30 Words In 30 Days: SILENCE

This piece is a part of the series 30 Words In 30 Days

SILENCE.

I often wonder why God doesn’t speak in a loud audible voice. Why doesn’t he just say whatever it is he’s got to say clearly and emphatically so that there’s no room for error? Why doesn’t he actually sound like Morgan Freeman so that there’s no confusion?

Thomas Keating once wrote, Silence is God’s first language; everything else is a poor translation. We’re accustomed to lots of words and lots of noise. All the while, silence is God’s vernacular of choice. And we often make the mistake of translating silence as absence. But in the words of Keating, this is a poor translation. God speaks in silence. And while his silence may seem foreign, the truth is that we are the foreigners, treading on holy soil, learning to understand the native tongue.

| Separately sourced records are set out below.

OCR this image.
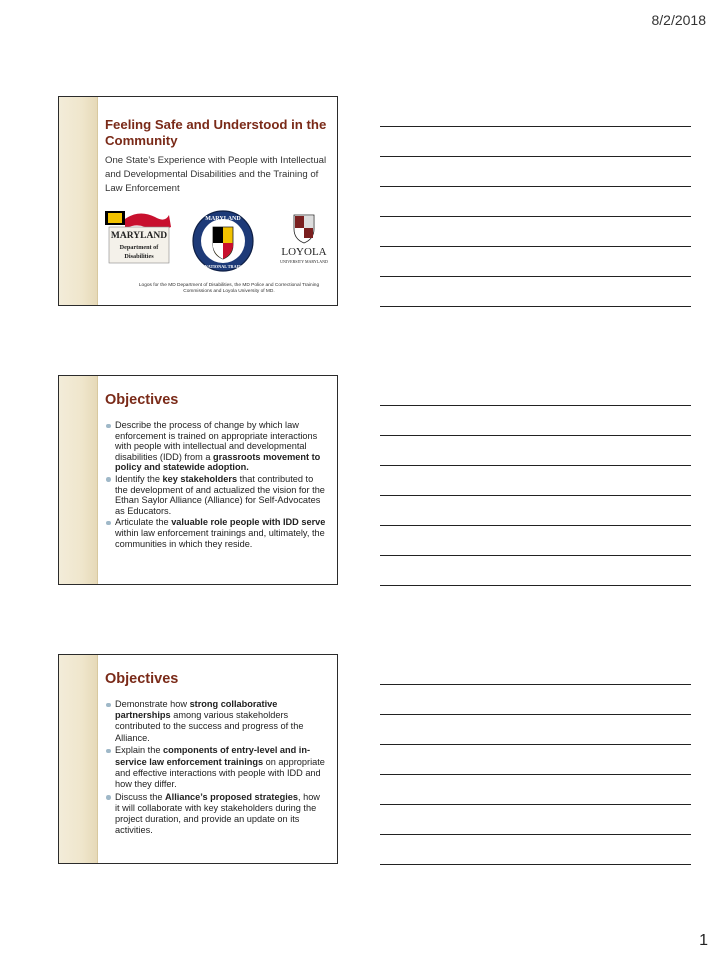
8/2/2018
Feeling Safe and Understood in the Community
One State’s Experience with People with Intellectual and Developmental Disabilities and the Training of Law Enforcement
MARYLAND
Department of
Disabilities
MARYLAND
NATIONAL TRAIN
LOYOLA
UNIVERSITY MARYLAND
Logos for the MD Department of Disabilities, the MD Police and Correctional Training Commissions and Loyola University of MD.
Objectives
Describe the process of change by which law enforcement is trained on appropriate interactions with people with intellectual and developmental disabilities (IDD) from a grassroots movement to policy and statewide adoption.
Identify the key stakeholders that contributed to the development of and actualized the vision for the Ethan Saylor Alliance (Alliance) for Self-Advocates as Educators.
Articulate the valuable role people with IDD serve within law enforcement trainings and, ultimately, the communities in which they reside.
Objectives
Demonstrate how strong collaborative partnerships among various stakeholders contributed to the success and progress of the Alliance.
Explain the components of entry-level and in-service law enforcement trainings on appropriate and effective interactions with people with IDD and how they differ.
Discuss the Alliance’s proposed strategies, how it will collaborate with key stakeholders during the project duration, and provide an update on its activities.
1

So what does it mean to hear God in the silence? I think it means slowing down long enough to listen for his voice in all of the places we would never expect him to speak. I think it means being patient enough to not hurry on to the next thing and instead, sit a while in the present thing. I think it means living with a greater awareness of the gift of life held within every inhale and exhale. I think it means becoming quiet enough to hear silence cut through the noise of our busy, self-important lives.

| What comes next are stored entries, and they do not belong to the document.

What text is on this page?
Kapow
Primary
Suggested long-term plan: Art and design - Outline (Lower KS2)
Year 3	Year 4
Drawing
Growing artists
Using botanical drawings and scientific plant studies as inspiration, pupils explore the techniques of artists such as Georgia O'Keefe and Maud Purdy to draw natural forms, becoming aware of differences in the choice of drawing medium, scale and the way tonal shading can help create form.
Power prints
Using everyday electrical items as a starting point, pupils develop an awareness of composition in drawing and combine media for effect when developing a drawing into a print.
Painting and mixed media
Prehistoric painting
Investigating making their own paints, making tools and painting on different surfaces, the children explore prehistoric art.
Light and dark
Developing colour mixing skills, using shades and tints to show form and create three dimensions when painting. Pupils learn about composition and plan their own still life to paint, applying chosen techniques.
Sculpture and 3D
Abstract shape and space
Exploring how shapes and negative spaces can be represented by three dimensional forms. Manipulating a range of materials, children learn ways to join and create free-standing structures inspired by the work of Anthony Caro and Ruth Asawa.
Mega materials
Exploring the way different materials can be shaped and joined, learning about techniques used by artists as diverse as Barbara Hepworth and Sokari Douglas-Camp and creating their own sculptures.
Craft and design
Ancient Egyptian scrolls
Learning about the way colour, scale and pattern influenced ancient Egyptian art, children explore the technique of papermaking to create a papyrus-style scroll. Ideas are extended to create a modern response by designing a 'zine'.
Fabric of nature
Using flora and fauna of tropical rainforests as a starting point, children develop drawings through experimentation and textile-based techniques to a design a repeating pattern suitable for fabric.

Mother Teresa once said, In the silence of the heart God speaks. If you face God in prayer and silence, God will speak to you. Then you will know that you are nothing. It is only when you realize your nothingness, your emptiness, that God can fill you with Himself. Souls of prayer are souls of great silence. 

May we become people of great silence, men and women who face God in silence, allowing to speak to us there, reminding us that we are nothing and that we are empty without him, allowing him to fill us up, with words and with life.